Entretien réalisé le samedi 28 janvier en début d’après-midi, par téléphone et en roumain.
Alexandra Cichirdan est psychologue clinicienne. Elle explique ici les manifestations de la dépression chez les adolescents…
Selon une étude menée sur 5000 individus pendant les neufs premiers mois de l’année dernière, le nombre de jeunes Roumains souffrant de symptômes dépressifs aurait fortement augmenté. Ces derniers seraient-ils davantage atteints par la dépression que les générations précédentes ?
Il est difficile de dire si, de nos jours, la dépression touche plus de jeunes qu’il y a vingt ou trente ans. À l’époque, de telles statistiques n’existaient pas. En revanche, la relation parents-enfant a bien changé et, selon moi, pas de la manière la plus optimale. Les parents d’aujourd’hui sont très occupés, émotionnellement indisponibles, plutôt absents de la vie de leurs enfants, ce qui pousse ces derniers à se sentir très vite seuls et mal aimés. Or, les sentiments ressentis pendant l’enfance refont surface d’une manière encore plus forte à l’adolescence. Par ailleurs, on parle d’une génération de parents née à l’époque communiste. Ils ont souffert de toutes sortes de privations, ce qui les pousse à vouloir tout offrir à leurs enfants. Du coup, ces derniers ne savent pas gérer la frustration, qu’ils ne connaissent pas au sein du cercle familial. Une fois adolescent, la moindre manifestation de ce sentiment risque de les faire souffrir de façon exagérée. Ils en déduisent alors qu’ils sont déprimés.
Mais quels sont les vrais signes de la dépression ?
Il ne faut effectivement pas confondre la dépression avec la déprime spécifique à l’adolescence. La dépression se caractérise par des troubles s’inscrivant dans la durée et entraînant une souffrance significative qui a un impact sur le quotidien de l’adolescent. Celui-ci peut refuser de sortir du lit pendant plusieurs jours, il est apathique, il refuse de manger, ou bien il mange tout le temps. Il peut essayer d’échapper à la souffrance par des comportements destructeurs, la consommation excessive d’alcool, de drogues, de sexe… Il peut avoir des pensées suicidaires.
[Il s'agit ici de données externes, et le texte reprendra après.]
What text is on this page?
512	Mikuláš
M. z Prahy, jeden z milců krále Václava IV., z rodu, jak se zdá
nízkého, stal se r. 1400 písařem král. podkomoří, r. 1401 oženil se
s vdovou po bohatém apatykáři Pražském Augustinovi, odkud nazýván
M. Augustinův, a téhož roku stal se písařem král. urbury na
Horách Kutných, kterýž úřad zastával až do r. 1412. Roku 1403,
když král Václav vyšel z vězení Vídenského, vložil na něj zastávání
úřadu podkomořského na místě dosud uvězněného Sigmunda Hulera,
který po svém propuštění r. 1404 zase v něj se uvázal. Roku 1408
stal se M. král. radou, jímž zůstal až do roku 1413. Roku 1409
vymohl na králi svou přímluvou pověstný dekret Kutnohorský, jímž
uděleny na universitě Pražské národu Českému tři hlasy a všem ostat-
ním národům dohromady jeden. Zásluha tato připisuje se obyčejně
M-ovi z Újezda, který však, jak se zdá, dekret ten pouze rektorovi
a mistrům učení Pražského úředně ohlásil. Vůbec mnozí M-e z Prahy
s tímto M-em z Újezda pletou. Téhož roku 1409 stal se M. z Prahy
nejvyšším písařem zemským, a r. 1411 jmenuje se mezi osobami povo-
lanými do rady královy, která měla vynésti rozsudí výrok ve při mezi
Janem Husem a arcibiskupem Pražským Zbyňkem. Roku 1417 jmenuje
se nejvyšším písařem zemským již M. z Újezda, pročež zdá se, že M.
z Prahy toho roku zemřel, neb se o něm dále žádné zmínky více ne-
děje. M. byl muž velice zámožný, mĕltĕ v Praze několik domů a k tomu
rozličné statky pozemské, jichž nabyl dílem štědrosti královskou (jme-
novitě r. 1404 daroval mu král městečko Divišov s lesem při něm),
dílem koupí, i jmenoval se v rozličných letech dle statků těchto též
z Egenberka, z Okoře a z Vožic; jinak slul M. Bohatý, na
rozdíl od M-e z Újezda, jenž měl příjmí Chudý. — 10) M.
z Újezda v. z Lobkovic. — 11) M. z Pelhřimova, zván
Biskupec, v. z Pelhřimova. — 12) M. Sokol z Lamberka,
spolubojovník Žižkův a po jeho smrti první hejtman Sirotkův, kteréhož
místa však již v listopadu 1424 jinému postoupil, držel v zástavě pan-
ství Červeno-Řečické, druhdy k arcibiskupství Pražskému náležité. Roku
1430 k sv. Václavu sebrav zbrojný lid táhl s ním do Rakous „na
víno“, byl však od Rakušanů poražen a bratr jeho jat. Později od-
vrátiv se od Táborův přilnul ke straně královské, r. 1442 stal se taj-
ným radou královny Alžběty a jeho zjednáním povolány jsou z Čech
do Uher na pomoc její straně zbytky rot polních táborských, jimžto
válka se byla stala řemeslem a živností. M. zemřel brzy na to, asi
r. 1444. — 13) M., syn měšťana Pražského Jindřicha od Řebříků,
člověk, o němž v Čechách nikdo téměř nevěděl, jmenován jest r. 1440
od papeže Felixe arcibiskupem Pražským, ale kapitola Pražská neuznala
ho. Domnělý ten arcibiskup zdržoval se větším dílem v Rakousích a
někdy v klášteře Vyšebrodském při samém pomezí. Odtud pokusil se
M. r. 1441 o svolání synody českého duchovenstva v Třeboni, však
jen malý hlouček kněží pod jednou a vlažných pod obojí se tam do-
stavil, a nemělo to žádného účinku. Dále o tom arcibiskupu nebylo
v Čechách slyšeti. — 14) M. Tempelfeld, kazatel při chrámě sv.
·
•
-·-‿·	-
La dépression ne s’installe pas d’un coup. Il y a des signes que les parents doivent observer afin d’intervenir avant que les choses ne se compliquent.
Comment les parents et l’environnement, l’école, les professeurs, devraient-ils agir pour aider un adolescent atteint de dépression ?
La première chose, et la plus importante, est d’être présent, à l’écoute, et émotionnellement disponible. Ignorée, la dépression risque d’entraîner des comportements graves, comme l’automutilation ou le suicide. Si l’on voit que l’enfant s’isole, qu’il ne mange plus ou qu’il mange de façon compulsive, s’il reste dans le noir, s’il refuse de se laver, de parler, alors il faut demander l’aide d’un spécialiste. L’école publique roumaine n’est pas capable de proposer un soutien psychologique. D’autant que souvent, ces enfants se conduisent normalement en cours, leur dépression n’est pas forcément visible. Mais attention, le traitement médicamenteux de la dépression n’enlève pas la cause. Il atténue les symptômes, sans guérir la souffrance. La source de la souffrance est, dans la plupart des cas, la relation avec les parents. C’est là-dessus qu’il faut insister.
Propos recueillis par Ioana Maria Stăncescu.